To address the problem, Soboyejo and his team invented a solar-powered, camel-transported refrigerator. But getting there took a lot of trial and error, he said.

For starters, he said, "At Princeton, you need access to camels."

The team tested an early prototype at the Bronx Zoo and continued to refine the device in Ethiopia and Kenya.

Ultimately, they devised an eco-friendly bamboo structure that sits on the camel's back and can support a fridge on one side and a battery on the other. A flexible solar panel, draped over the structure harvests the energy, which is stored in the battery that is used to power the refrigerator.

StoveTec Stoves Improve Health and the Environment

Believe it or not, cooking with an open stove can be as hazardous to human health as smoking.

According to Benjamin West, general manager for the Cottage Grove, Ore., StoveTec, about 3 billion people in the world use open stoves to cook daily meals. For those people, sitting in front of the open fire is like smoking three to five packs of cigarettes a day, he said.

"Imagine for me taking a fire that you would build at a campsite and putting it in your home and cooking macaroni or cooking breakfast," he said. "The thing with that is that's how really half the world cooks."

West said that not only do open fires leave people susceptible to pneumonia and other diseases that come from cooking with an open fire, burning biomass (or wood) contributes to deforestation and greenhouse gases emissions.

"The smoke that kills 1.6 million people each year is also a contributor to climate change," West said.

But with a simple $8 stove, StoveTec is trying to change all of that.

The company's stove uses 40 to 50 percent less fuel and reduces emissions by 50 to 70 percent, he said.

The ceramic chamber can get hot enough to burn off the greenhouse gases and smoke before they leave the chamber, and the opening (where the wood is inserted) is optimized to provide just the right amount of airflow, so that emissions and fuel use can be kept at a minimum, he said.

Pamela Ronald's Bionic Rice Resists Disease, Flooding

For more than half of the world's population, rice is the staple food. So when rice crops fail, millions of people can suffer, meaning that a strain of rice that can withstand outside elements would be very valuable.

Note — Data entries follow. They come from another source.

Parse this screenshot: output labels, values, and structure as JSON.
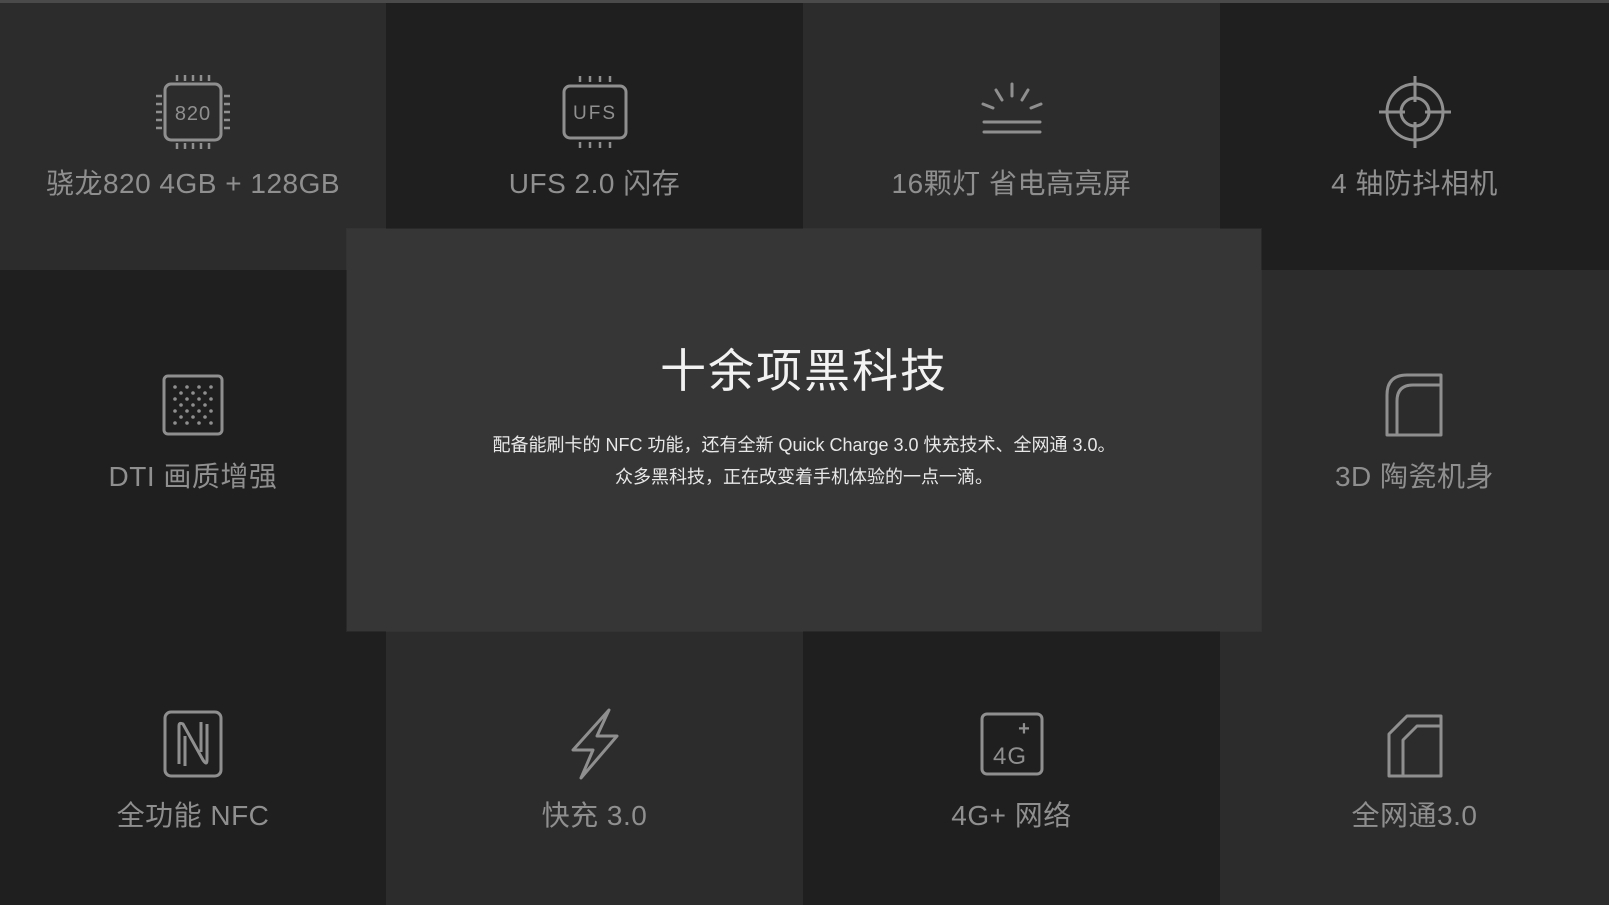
{
  "features": {
    "snapdragon": {
      "label": "骁龙820 4GB + 128GB",
      "chip_text": "820"
    },
    "ufs": {
      "label": "UFS 2.0 闪存",
      "chip_text": "UFS"
    },
    "display": {
      "label": "16颗灯 省电高亮屏"
    },
    "camera": {
      "label": "4 轴防抖相机"
    },
    "dti": {
      "label": "DTI 画质增强"
    },
    "ceramic": {
      "label": "3D 陶瓷机身"
    },
    "nfc": {
      "label": "全功能 NFC"
    },
    "quickcharge": {
      "label": "快充 3.0"
    },
    "network_4g": {
      "label": "4G+ 网络",
      "icon_text": "4G",
      "icon_plus": "+"
    },
    "full_network": {
      "label": "全网通3.0"
    }
  },
  "overlay": {
    "title": "十余项黑科技",
    "line1": "配备能刷卡的 NFC 功能，还有全新 Quick Charge 3.0 快充技术、全网通 3.0。",
    "line2": "众多黑科技，正在改变着手机体验的一点一滴。"
  },
  "colors": {
    "icon_stroke": "#8f8f8f",
    "label": "#8f8f8f",
    "overlay_bg": "#373737",
    "title": "#f2f2f2"
  }
}
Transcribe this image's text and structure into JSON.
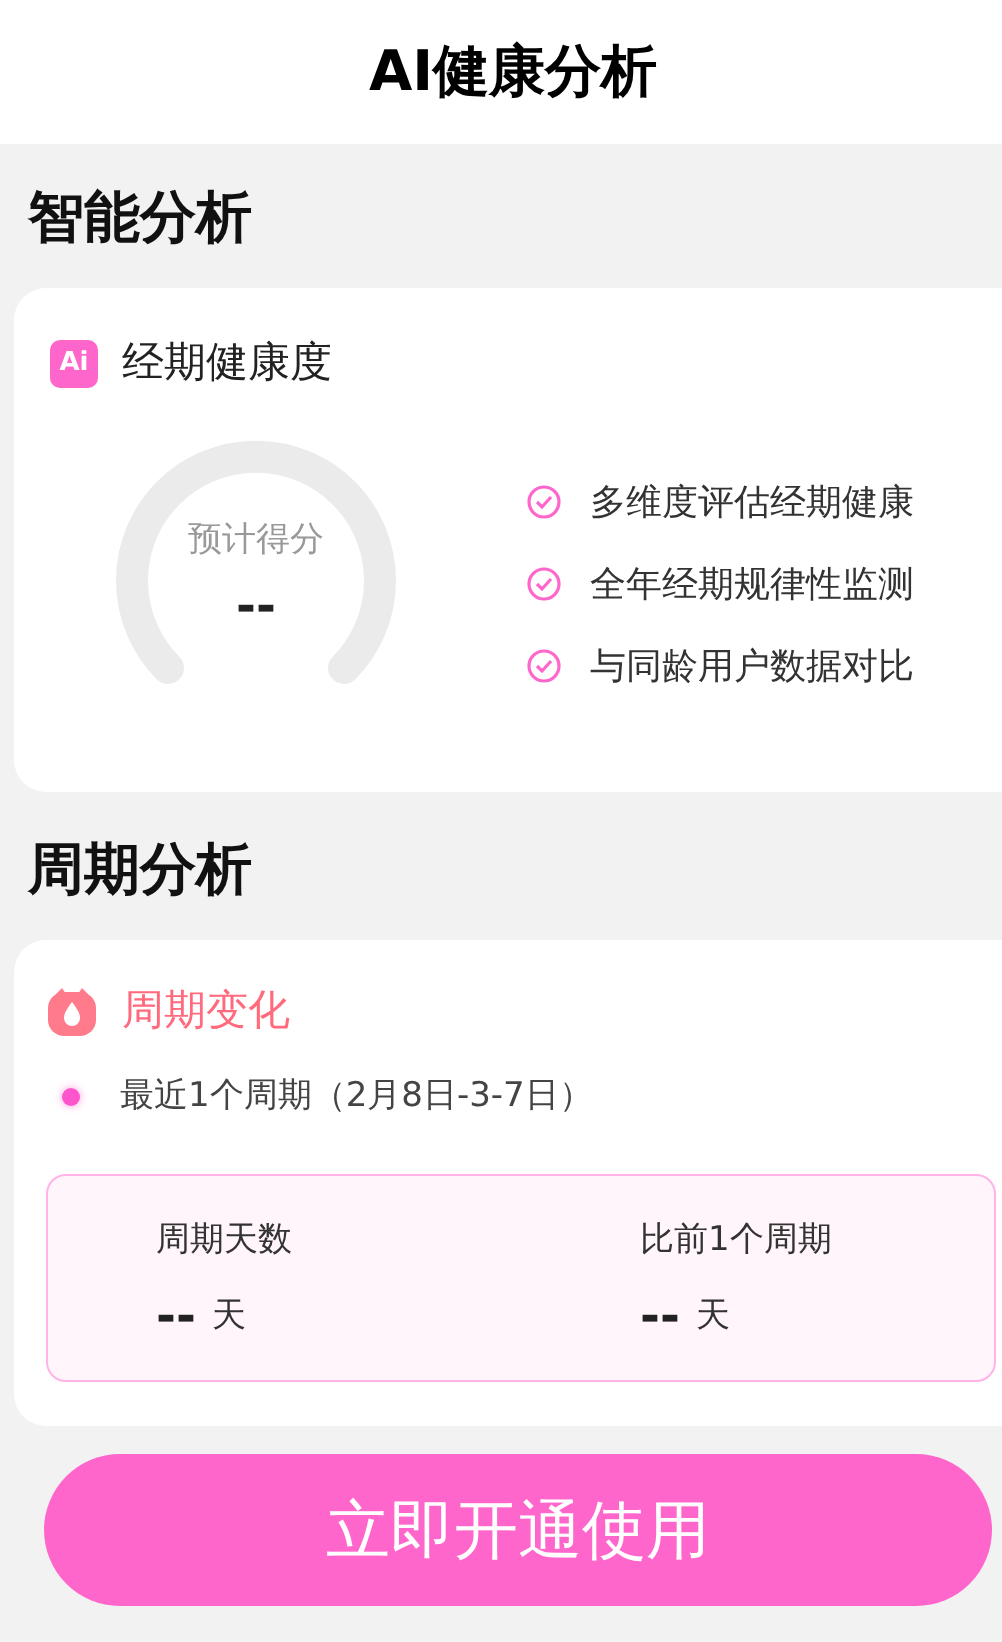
{
  "header": {
    "title": "AI健康分析"
  },
  "smart_analysis": {
    "heading": "智能分析",
    "card": {
      "badge": "Ai",
      "title": "经期健康度",
      "gauge": {
        "label": "预计得分",
        "value": "--"
      },
      "features": [
        "多维度评估经期健康",
        "全年经期规律性监测",
        "与同龄用户数据对比"
      ]
    }
  },
  "cycle_analysis": {
    "heading": "周期分析",
    "card": {
      "title": "周期变化",
      "recent": "最近1个周期（2月8日-3-7日）",
      "stats": [
        {
          "label": "周期天数",
          "value": "--",
          "unit": "天"
        },
        {
          "label": "比前1个周期",
          "value": "--",
          "unit": "天"
        }
      ]
    }
  },
  "action_button": "立即开通使用"
}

"Small improvements in farmer productivity in rice can have a dramatic effect on feeding a hungry world," said Pamela Ronald, a plant pathologist at the University of California, Davis. "And because the population's moving from 6.7 billion now to 9.2 by 2050, there is a great need to produce more food with the same amount of water on the same amount of land."

She said that to increase productivity, farmers need infrastructure, markets and social and economic support, but the most critical ingredient is rice seed.

To help enhance farmers' rice yield, Ronald's lab studies the roles that various genes play in how rice responds to changes in the environment. She said there are about 25,000 rice genes, and scientists have uncovered the functions of a few hundred.

Ronald said her lab had successfully genetically engineered rice to be more resistant to disease and flooding, two major reasons for crop failure.

About 25 percent of the world's rice is grown in flood prone areas, but the new varieties can withstand up to 17 days of flooding and are now being used in India and Bangladesh.